Вдруг понял. Нестерпимо, до головокружения хотелось снова ощутить теплое и чуть влажное. Нежное. Но чтобы вместе. Совсем-совсем воедино. Господи, какая тоска.
Сзади раздались шаги, Дима резко обернулся. Шли парень с девушкой, молча, зато в обнимку. С плеча парня, заглушая шуршащую дождем тишину, псевдонародным голосом улюлюкал транзистор; «Ой, люли, ой, люли, у меня ль, Марины, губы красны от любви, словно от малины…» Шли под зонтом и как будто дремали. Можно было дремать. Можно было молчать, можно было быть врозь — радио общалось с обоими за обоих. Дима квохчуще засмеялся, повернулся к реке и лихо сплюнул. Ушли. Стихло. Едва слышно, стеклянно шелестела под дождем вода внизу. И плыла в океан. Берега дрожали в искристой сетке. Призрак телебашни купался в облаках. Заслышав лязг наползающего трамвая, Дима пошел дальше, с упоением чувствуя, как стекает за шиворот вода, как капает с носа, с волос. И никуда не спешил. Ему было весело, он бы свободен. Шокотерапия, думал он. Все будет в порядке. Да, вспомнил он. Шут! Он ускорил шаги, и вскоре набрел на какую-то почту. Примостился в уголке, написал: «Шут, дурья башка! Не смей грубить Лидке! Тебе до беса повезло, тебя любят!» Больше как-то не приходило на ум аргументов. Нельзя не отвечать на любовь — вот и весь аргумент. Дима глядел в блокнот, вертел карандаш и пытался измыслить что-нибудь логически убедительное, но не измыслил, и тогда, полетав карандашом, нарисовал Лидку в морской пене и стоящего на коленях Шута. Шут обнимал ее ноги, пеной был заляпан его модный костюм. Как лихо сегодня, подумал Дима. Просто гениально. Что хочу, то и рисуется. В цвете бы попробовать. Рвануть сейчас домой и… Сразу стало тоскливо. Надвинулся страх — не получится. С одной стороны, должно получиться, потому что если даже то, что он любит делать, у него не получается, то жить незачем и просто нет права жить. С другой стороны, наверняка ведь не получится, так уж лучше не убеждаться в этом лишний раз, лучше уж не мучиться. Помучиться — это я всегда успею, подумал он. Он подписал под рисунком: «Понял? Я еще приеду на днях, шмон тебе наведу. А то взяли моду — не любить!» Купил конверт и тут же отправил.

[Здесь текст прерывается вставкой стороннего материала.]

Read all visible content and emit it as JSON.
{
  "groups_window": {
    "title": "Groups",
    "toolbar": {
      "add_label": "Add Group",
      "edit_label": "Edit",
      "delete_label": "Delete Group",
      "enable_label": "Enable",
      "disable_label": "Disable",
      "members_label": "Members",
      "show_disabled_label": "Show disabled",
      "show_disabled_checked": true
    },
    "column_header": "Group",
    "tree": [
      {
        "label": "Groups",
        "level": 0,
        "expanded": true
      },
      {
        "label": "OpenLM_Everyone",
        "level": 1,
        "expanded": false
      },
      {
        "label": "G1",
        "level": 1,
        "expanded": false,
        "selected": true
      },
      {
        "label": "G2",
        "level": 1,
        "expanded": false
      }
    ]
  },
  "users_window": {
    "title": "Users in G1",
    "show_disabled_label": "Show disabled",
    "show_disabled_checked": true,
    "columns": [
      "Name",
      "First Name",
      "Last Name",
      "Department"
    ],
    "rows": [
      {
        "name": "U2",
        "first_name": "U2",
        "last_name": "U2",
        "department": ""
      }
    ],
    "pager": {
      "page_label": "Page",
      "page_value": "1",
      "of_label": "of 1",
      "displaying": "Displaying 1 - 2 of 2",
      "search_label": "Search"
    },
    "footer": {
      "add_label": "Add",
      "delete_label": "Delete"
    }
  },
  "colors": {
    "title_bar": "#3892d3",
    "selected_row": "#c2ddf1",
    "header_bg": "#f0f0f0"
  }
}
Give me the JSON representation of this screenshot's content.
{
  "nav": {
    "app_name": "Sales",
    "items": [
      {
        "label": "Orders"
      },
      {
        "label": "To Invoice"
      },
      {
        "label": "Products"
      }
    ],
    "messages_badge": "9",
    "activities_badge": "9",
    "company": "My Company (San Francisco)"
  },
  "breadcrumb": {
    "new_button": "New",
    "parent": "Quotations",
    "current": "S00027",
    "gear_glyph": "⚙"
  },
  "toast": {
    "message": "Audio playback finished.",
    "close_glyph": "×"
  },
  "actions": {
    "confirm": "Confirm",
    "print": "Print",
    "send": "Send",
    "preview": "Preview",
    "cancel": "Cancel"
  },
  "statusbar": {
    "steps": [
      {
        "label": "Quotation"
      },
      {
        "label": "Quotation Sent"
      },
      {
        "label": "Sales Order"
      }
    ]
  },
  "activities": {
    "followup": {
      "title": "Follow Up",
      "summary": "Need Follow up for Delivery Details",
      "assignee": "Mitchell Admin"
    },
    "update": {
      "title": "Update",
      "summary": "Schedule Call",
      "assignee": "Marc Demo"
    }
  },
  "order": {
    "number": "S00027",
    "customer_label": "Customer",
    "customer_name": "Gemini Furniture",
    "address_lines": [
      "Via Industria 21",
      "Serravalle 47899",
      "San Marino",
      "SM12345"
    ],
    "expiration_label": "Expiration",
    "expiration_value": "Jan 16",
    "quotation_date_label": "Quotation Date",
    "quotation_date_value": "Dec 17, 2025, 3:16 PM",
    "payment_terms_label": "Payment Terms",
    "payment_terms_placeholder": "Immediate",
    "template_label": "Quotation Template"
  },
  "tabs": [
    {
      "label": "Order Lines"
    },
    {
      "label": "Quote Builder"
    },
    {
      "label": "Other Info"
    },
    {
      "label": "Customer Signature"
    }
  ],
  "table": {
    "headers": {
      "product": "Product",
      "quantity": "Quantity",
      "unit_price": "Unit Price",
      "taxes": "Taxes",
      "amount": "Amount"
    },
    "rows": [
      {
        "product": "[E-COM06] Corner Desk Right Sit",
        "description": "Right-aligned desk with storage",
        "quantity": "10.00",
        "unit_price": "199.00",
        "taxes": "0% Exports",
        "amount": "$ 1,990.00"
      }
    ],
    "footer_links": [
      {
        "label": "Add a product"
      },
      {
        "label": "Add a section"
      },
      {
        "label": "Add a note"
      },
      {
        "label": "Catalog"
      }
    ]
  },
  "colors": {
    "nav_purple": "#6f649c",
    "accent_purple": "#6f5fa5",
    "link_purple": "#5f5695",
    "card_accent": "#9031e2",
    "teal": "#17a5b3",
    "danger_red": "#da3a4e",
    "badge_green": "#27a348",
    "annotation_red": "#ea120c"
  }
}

Когда он ушел с почты, дождь кончился, и Дима пожалел, что мало под ним погулял. Асфальт блестел, как лед. Дима стал играть, будто это и есть лед, а он — корова на льду. Прокатился мимо парадняка, из которого дребезжала расстроенная гитара, и несколько голосов тупо, вразнобой горланили: «Хорошо живет на свете Винни Пух! У него жена и дети, вот лопух!» Выбрав местечко побезлюднее, сделал тодес… кораблик… двойной тулуп… Потом вспомнил, что он — корова, и, с ужасом мыча, въехал в ближайшую стену. Захохотал.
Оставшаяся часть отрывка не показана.